The grant aid available to low- and moderate-income students is insufficient to ensure that they will enroll and stay in college, undermining the bachelor's-degree completion rates of high-school graduates, according to a report presented here on Friday by the Advisory Committee on Student Financial Assistance.
The report, "The Rising Price of Inequality," is the first part of a study on access and persistence that the independent committee, which advises Congress and the secretary of education, was directed to undertake as part of the Higher Education Opportunity Act of 2008. It builds on the committee's earlier work, including the 2006 report "Mortgaging Our Future."
The new report uses data from the Education Department's National Center for Education Statistics to examine the access and success of a subset of low- and moderate-income students who graduated from high school and appear academically qualified to attend a four-year college. If grant aid were sufficient, those students would be expected to enroll and persist at a rate similar to their higher-income peers, the report says.
The net cost to attend a public college, after all grant aid is taken into account, represents an increasing share of income for low- and moderate-income families, the report says. For example, the net price of a four-year public college was 41 percent of a low-income family's annual income in 1992 and rose to 48 percent by 2007.

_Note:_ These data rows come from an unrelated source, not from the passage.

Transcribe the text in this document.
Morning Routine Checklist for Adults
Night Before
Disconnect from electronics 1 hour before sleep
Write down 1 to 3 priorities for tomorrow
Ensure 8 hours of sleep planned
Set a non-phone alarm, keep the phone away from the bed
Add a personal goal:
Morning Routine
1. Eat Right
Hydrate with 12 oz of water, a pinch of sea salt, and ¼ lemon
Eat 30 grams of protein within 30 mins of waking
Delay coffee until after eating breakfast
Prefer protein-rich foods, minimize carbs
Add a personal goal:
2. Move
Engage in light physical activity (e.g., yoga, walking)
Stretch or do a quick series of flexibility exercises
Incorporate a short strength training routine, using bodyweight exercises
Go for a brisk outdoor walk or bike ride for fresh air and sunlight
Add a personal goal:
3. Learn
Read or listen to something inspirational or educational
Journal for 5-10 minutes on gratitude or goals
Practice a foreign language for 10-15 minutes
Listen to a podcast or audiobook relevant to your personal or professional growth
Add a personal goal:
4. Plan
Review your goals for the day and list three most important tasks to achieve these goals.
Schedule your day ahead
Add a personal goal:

The report also documents a shift in the enrollment patterns of qualified low- and moderate-income high-school graduates. In 2004, 40 percent of qualified low-income graduates directly enrolled in a four-year college, compared with 54 percent of students in that group in 1992.
Based on that enrollment shift, the report projects that the percentage of low-income students who earn bachelor's degrees will drop from 38 percent for those who graduated from high school in 1992 to 31 percent of those who graduated in 2004, if persistence rates stay the same.

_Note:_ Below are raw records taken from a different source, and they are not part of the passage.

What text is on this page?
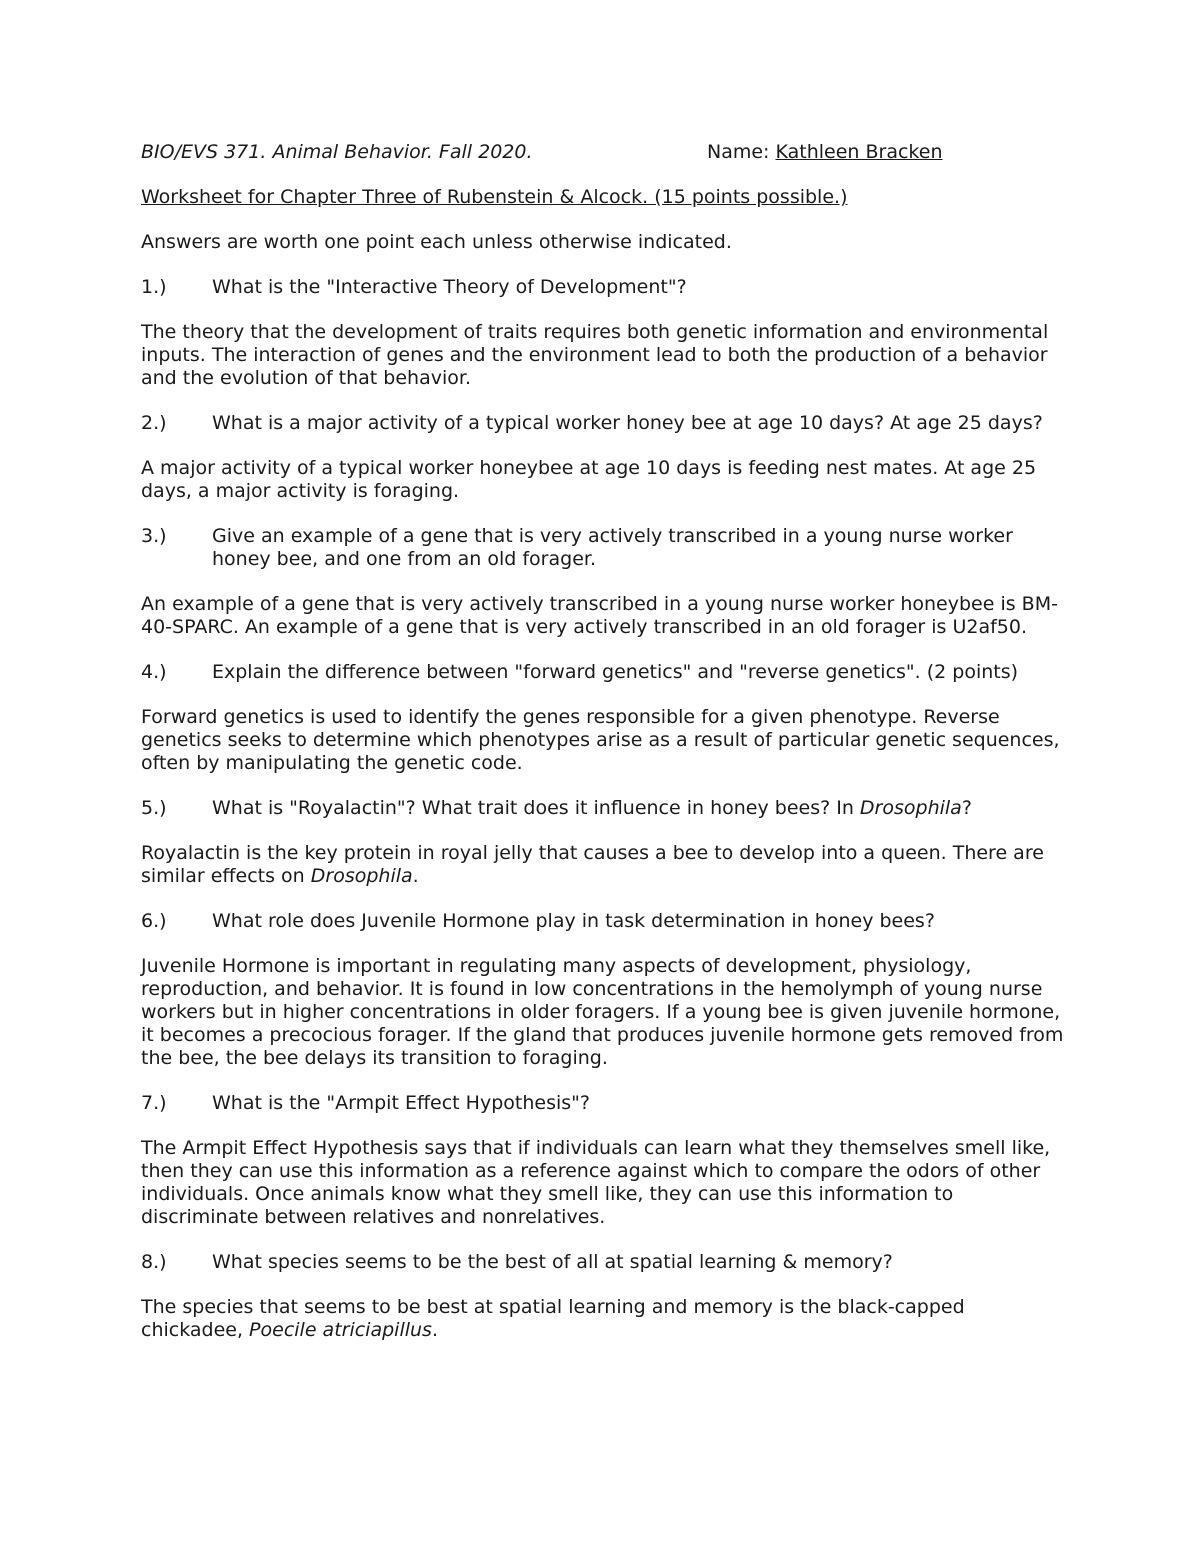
BIO/EVS 371. Animal Behavior. Fall 2020.	Name: Kathleen Bracken

Worksheet for Chapter Three of Rubenstein & Alcock. (15 points possible.)

Answers are worth one point each unless otherwise indicated.

1.)	What is the "Interactive Theory of Development"?

The theory that the development of traits requires both genetic information and environmental inputs. The interaction of genes and the environment lead to both the production of a behavior and the evolution of that behavior.

2.) What is a major activity of a typical worker honey bee at age 10 days? At age 25 days?

A major activity of a typical worker honeybee at age 10 days is feeding nest mates. At age 25 days, a major activity is foraging.

3.)	Give an example of a gene that is very actively transcribed in a young nurse worker honey bee, and one from an old forager.

An example of a gene that is very actively transcribed in a young nurse worker honeybee is BM-40-SPARC. An example of a gene that is very actively transcribed in an old forager is U2af50.

4.)	Explain the difference between "forward genetics" and "reverse genetics". (2 points)

Forward genetics is used to identify the genes responsible for a given phenotype. Reverse genetics seeks to determine which phenotypes arise as a result of particular genetic sequences, often by manipulating the genetic code.

5.)	What is "Royalactin"? What trait does it influence in honey bees? In Drosophila?

Royalactin is the key protein in royal jelly that causes a bee to develop into a queen. There are similar effects on Drosophila.

6.)	What role does Juvenile Hormone play in task determination in honey bees?

Juvenile Hormone is important in regulating many aspects of development, physiology, reproduction, and behavior. It is found in low concentrations in the hemolymph of young nurse workers but in higher concentrations in older foragers. If a young bee is given juvenile hormone, it becomes a precocious forager. If the gland that produces juvenile hormone gets removed from the bee, the bee delays its transition to foraging.

7.)	What is the "Armpit Effect Hypothesis"?

The Armpit Effect Hypothesis says that if individuals can learn what they themselves smell like, then they can use this information as a reference against which to compare the odors of other individuals. Once animals know what they smell like, they can use this information to discriminate between relatives and nonrelatives.

8.)	What species seems to be the best of all at spatial learning & memory?

The species that seems to be best at spatial learning and memory is the black-capped chickadee, Poecile atriciapillus.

The advisory committee invited input on the report from a panel of student-aid experts, several of whom said that the report shows how difficult it will be to meet President Obama's goal for the United States to have the world's largest share of college graduates by 2020. But the report is limited because it does not consider nontraditional students, who are important to the president's goal, said one of the panelists, Mark Kantrowitz, publisher of FinAid, a Web site with information on student aid.

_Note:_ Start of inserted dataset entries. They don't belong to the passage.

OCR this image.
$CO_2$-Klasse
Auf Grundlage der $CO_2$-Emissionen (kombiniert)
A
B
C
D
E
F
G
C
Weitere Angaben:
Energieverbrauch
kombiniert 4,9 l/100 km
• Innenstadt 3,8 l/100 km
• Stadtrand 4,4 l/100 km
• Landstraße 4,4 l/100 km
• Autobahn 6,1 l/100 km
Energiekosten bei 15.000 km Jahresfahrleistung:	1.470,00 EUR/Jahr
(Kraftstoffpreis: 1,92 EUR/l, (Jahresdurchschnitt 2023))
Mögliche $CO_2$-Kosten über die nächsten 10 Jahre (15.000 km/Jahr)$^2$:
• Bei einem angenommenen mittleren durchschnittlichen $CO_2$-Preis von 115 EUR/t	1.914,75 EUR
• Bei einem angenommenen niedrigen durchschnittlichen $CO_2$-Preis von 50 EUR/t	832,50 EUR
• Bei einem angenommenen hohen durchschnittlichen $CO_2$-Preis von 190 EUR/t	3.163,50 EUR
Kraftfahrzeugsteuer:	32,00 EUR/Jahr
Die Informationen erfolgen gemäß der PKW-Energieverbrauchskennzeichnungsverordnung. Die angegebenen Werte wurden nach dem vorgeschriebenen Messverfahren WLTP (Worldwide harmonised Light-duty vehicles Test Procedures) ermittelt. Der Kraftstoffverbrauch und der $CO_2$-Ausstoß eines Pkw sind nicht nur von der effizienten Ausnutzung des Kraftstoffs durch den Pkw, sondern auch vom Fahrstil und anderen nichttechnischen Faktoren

The report makes many of the same recommendations the committee offered four years ago in "Mortgaging our Future." Those include limiting the increasing price of college and offsetting the increases with need-based aid; moderating the shift from need- to merit-based aid and from grants to loans; and improving remediation.
But there are two new recommendations in the report. The first is to conduct a "national loan experiment" to determine if making loan forgiveness and income-based repayment options more generous would increase college access, and how much doing so would increase the programs' costs. The second is to create a comprehensive federal strategy to raise bachelor's-degree attainment among low- and moderate-income high-school graduates. Any such strategy, the report says, should consider academic preparation, financial barriers to access, and persistence.